Registrars, shareholders against hijack of N60b unclaimed dividends

A fresh dimension is unfolding over unclaimed dividends as the Securities and Exchange Commission (SEC) has issued a circular ordering capital market registrars to return to originating companies every kobo unclaimed for 15 months and over.

 

Mounir Gwarzo

The circular, dated June 1, asked registrars of quoted companies to file evidence of remittance with the SEC not later than June 30. Failure to comply will attract sanction without further recourse.

 

TheNiche reported exclusively in September 2014 moves by the SEC to hijack unclaimed dividends worth over N60 billion.

 

The report said the SEC had ordered registrars of quoted companies to return the monies in their unclaimed dividend accounts. That was about six months to the end of the tenure of Arunma Oteh as SEC Director General (DG).

 

A year earlier, the capital market regulator had issued a circular ordering shareholders of quoted companies to forward bank account details to their registrars and stockbrokers by June 3, 2013, or forfeit future dividend payments.

 

In 2012, an attempt to legislate a bill seeking to establish Unclaimed Dividend Trust Fund where the over N50 billion pool of funds would be entrusted and managed by a commission intended for that purpose was greeted by outcry by stakeholders.

 

Lingering unclaimed dividends debacle has defied solutions proffered by successive administrations at the SEC, giving room for fresh moves by its DG, Munir Gwarzo, to renew demand to take custody of the huge sums belonging to unidentified shareholders.

 

Independent Shareholders Association (ISAN) National Coordinator, Sunny Nwosu, described the decision as unconstitutional and unfair to shareholders.

 

Nwosu said the SEC would be acting outside the law if it gave such an instruction.

 

He urged that once a company declares dividend and it is approved by shareholders the money no longer belongs to the company and there is no law which gives the SEC the authorisation for such money to be returned until after 12 years after it becomes statue barred.

 

“Sometimes regulators in this market behave as if they don’t know what they are doing.

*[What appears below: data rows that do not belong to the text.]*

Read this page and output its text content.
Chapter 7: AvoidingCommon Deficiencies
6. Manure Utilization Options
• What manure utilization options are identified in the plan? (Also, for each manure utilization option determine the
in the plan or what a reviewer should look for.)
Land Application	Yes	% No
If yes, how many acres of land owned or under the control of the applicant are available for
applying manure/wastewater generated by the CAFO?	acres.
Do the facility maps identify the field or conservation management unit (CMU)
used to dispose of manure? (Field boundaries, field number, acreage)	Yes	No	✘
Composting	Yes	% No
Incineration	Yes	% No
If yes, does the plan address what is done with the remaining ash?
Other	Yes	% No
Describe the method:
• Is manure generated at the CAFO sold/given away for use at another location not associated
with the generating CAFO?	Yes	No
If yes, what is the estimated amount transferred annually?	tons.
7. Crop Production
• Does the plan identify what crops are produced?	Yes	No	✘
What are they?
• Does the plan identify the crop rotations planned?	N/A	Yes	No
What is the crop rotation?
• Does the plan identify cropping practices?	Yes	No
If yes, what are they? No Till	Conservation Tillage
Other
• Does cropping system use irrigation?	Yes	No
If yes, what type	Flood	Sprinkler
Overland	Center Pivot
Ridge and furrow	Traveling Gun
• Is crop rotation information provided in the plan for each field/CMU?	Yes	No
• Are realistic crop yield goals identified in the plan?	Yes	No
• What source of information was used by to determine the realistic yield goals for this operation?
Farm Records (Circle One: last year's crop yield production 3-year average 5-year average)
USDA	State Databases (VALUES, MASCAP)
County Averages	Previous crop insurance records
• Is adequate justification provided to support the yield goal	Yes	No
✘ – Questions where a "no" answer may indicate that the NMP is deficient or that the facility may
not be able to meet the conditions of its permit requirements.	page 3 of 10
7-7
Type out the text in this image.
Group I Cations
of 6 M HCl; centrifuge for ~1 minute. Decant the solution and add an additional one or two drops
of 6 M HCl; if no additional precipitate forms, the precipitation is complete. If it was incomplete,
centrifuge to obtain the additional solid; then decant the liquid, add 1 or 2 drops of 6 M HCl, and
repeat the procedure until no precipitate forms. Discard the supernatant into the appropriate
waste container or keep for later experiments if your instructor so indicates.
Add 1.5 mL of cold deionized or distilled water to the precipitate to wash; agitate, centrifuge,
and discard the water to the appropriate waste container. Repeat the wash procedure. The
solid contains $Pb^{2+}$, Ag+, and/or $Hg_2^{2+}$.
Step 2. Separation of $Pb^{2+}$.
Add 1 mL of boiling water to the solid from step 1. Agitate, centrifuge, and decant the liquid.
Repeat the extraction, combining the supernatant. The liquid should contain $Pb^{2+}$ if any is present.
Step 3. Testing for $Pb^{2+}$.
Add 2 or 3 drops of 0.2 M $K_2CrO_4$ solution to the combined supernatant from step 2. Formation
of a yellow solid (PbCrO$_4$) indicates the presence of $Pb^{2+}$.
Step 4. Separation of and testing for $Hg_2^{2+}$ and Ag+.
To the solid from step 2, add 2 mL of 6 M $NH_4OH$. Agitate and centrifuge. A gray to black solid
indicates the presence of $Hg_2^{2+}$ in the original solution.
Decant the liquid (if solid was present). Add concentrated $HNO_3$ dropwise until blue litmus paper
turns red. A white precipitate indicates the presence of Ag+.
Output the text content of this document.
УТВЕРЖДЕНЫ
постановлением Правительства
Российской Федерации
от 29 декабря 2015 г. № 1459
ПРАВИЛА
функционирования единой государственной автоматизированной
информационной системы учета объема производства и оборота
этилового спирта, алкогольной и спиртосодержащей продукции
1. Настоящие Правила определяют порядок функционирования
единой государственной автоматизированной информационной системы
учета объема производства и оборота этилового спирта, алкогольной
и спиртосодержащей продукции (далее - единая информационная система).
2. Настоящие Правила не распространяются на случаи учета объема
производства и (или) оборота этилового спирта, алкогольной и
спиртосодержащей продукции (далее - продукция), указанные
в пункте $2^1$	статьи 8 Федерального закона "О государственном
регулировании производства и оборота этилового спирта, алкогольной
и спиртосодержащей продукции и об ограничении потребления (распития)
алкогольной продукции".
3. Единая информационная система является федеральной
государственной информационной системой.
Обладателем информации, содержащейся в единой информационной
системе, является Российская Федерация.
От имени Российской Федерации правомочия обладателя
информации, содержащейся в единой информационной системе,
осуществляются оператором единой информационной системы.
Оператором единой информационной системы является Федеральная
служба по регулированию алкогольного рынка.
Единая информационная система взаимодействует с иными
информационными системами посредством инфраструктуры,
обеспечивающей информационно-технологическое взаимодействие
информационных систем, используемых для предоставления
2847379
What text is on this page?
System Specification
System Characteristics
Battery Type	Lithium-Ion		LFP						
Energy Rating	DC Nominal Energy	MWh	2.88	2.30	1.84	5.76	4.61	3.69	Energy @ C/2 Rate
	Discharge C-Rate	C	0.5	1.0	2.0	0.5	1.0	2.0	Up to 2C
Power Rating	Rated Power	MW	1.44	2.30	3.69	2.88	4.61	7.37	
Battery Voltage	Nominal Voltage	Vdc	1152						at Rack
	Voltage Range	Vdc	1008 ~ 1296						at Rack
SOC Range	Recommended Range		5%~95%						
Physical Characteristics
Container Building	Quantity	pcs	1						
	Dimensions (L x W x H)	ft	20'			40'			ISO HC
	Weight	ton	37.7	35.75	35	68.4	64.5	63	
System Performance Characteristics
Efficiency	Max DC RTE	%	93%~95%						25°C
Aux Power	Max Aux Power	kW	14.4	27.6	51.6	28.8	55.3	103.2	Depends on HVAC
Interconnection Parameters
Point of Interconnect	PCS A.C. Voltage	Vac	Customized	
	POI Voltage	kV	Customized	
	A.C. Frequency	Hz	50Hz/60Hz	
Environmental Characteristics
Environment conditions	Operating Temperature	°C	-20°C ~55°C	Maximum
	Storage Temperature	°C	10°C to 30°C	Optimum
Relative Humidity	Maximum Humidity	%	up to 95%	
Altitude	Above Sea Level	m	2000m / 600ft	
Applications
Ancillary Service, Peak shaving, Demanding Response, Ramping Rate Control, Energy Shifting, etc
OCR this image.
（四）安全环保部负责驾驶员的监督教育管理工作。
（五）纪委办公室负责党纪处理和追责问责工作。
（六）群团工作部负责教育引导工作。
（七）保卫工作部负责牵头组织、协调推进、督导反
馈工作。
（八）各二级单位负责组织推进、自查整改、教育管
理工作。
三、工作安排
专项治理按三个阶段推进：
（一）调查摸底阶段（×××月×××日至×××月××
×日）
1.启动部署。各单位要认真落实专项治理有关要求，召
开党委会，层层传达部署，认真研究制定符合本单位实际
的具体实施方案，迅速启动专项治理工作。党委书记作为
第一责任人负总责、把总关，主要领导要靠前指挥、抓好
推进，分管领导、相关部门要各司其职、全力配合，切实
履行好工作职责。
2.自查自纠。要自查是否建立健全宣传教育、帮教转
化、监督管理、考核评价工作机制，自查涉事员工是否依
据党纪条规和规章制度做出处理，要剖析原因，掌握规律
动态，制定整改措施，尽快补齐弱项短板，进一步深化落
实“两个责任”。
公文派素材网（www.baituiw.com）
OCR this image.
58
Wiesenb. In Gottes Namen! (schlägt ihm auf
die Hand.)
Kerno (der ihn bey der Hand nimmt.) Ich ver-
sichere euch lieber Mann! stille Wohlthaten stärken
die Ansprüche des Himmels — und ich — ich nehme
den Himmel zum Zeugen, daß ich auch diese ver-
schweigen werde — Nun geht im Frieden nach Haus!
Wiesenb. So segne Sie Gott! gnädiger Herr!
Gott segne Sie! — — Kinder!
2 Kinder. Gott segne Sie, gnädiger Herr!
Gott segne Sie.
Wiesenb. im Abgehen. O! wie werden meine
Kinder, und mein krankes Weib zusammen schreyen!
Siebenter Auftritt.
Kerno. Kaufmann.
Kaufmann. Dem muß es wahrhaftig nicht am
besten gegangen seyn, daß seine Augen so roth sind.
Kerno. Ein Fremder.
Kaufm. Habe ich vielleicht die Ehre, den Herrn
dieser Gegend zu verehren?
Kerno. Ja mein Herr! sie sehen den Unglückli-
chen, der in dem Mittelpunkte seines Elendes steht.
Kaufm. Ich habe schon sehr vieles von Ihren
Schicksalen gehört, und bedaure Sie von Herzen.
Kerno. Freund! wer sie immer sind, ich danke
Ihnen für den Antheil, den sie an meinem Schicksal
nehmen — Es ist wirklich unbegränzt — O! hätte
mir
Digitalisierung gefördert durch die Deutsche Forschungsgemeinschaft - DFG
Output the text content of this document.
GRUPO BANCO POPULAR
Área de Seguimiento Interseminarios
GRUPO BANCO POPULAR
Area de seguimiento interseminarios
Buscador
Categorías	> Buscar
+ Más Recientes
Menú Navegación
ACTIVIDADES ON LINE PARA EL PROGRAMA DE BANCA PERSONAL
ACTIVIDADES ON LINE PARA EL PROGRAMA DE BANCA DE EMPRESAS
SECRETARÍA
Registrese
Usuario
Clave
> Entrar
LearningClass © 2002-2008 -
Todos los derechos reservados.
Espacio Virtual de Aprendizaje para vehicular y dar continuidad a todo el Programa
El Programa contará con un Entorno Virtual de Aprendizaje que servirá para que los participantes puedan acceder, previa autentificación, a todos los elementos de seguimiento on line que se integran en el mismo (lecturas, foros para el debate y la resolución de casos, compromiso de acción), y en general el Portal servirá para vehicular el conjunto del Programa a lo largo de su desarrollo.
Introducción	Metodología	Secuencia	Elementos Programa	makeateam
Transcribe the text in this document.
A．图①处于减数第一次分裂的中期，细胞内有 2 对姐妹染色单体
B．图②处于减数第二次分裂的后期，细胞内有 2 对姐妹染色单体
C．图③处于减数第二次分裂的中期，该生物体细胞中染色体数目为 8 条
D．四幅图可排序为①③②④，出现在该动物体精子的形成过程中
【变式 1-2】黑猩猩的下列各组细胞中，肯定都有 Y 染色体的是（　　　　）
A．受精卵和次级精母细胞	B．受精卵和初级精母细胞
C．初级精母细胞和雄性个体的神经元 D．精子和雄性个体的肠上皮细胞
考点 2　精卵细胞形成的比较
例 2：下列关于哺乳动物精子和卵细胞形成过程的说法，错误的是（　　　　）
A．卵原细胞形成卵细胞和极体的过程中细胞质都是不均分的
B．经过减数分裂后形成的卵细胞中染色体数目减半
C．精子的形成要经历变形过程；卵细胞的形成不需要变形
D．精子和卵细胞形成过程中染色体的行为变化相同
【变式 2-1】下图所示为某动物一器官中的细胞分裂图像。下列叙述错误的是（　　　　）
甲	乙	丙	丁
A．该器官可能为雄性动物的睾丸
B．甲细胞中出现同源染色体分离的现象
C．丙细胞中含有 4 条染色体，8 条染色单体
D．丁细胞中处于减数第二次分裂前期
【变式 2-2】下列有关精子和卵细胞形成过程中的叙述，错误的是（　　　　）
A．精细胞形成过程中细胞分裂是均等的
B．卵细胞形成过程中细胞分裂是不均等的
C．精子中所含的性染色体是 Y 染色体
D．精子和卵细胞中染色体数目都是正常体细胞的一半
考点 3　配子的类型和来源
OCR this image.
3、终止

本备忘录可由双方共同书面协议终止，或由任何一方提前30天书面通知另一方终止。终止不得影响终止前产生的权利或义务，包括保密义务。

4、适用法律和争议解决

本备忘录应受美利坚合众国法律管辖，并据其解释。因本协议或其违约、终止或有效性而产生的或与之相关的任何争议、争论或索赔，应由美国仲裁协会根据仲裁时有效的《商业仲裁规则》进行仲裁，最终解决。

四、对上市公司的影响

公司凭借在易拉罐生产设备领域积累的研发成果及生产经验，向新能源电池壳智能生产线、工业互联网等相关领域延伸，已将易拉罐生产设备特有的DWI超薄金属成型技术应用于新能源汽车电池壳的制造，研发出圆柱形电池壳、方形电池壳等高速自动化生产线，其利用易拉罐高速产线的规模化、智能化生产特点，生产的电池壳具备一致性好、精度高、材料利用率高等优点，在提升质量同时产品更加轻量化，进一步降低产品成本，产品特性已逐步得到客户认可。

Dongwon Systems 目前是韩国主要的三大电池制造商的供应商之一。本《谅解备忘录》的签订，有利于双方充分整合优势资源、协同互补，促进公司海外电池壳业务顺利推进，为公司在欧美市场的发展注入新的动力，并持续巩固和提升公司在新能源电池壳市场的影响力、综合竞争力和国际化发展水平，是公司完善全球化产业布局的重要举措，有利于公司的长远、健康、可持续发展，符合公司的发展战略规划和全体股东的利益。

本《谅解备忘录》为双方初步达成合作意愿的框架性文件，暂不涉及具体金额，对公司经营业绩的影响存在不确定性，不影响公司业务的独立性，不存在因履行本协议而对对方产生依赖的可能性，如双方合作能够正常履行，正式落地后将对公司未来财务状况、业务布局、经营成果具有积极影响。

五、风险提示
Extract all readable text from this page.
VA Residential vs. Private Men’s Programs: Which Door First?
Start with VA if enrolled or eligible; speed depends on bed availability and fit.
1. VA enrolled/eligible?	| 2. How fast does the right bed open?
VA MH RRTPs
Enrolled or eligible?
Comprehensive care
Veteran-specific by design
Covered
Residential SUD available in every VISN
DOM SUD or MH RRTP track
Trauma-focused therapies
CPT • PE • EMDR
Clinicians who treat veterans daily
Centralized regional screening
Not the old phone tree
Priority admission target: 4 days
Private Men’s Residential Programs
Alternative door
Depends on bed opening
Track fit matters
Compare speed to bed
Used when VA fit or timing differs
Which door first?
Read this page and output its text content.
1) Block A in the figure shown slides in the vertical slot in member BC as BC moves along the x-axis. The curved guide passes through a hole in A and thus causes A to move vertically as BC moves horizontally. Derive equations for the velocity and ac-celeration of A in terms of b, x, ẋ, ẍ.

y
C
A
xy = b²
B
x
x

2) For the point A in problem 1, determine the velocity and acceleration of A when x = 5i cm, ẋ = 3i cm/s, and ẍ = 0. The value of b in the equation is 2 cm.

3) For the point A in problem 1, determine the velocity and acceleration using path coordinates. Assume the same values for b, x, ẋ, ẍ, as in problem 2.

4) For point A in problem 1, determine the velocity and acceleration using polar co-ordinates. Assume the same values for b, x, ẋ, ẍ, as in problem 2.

What gave the SEC the authority to ask the registrars to return such money?” Nwosu wondered.

 

He advised affected shareholders to seek redress in the law court, threatening that ISAN will go to court if the SEC carries out its decision.

 

Under the current system, a dividend warrant becomes statute-barred, that is, unclaimed and due for return to the originating company after 12 years.

 

It only becomes temporarily invalid after six months and this could be solved by simply taking it to the registrars for revalidation. Revalidation can be for as many times as possible.

 

FBN Registrar Managing Director and Chief Executive Officer, Bayo Olugbemi, insisted that it is not possible for any to usurp the funds.

 

On the directive by the SEC to return all unclaimed dividends to originating companies, he said: “The dividend account must be there; you cannot take everything. If you take everything it means that when shareholders come for it they will see nothing to claim.

 

“How will the shareholders be paid? We have some dividend warrants that are already issued out there which shareholders revalidate and when they come we pay them.”

 

Olugbemi, who is also Institute of Capital Market Registrars (ICMR) President, warned that “we need to be careful how we handle it. Some of the dividends are returned to the originating companies after about 15 months or 12 years.

 

“After 12 years it becomes statue-barred but after 15 months, the companies can take part of it back on request; the law allows that.

 

“The dividend account must be there; you cannot take everything. If you take everything it means that when shareholders come for it they will see nothing to claim.

 

“That is one issue that is in the burner now as the SEC said that every kobo should be sent back to the companies. If we do, how will the shareholders be paid?

 

“We have some dividend warrant that are already issued out there which shareholders revalidate, and when they come we pay them.

 

“I think what every stakeholder, including financial journalists, should do more is to encourage every shareholder to have a bank account so that e-dividend payment can be possible.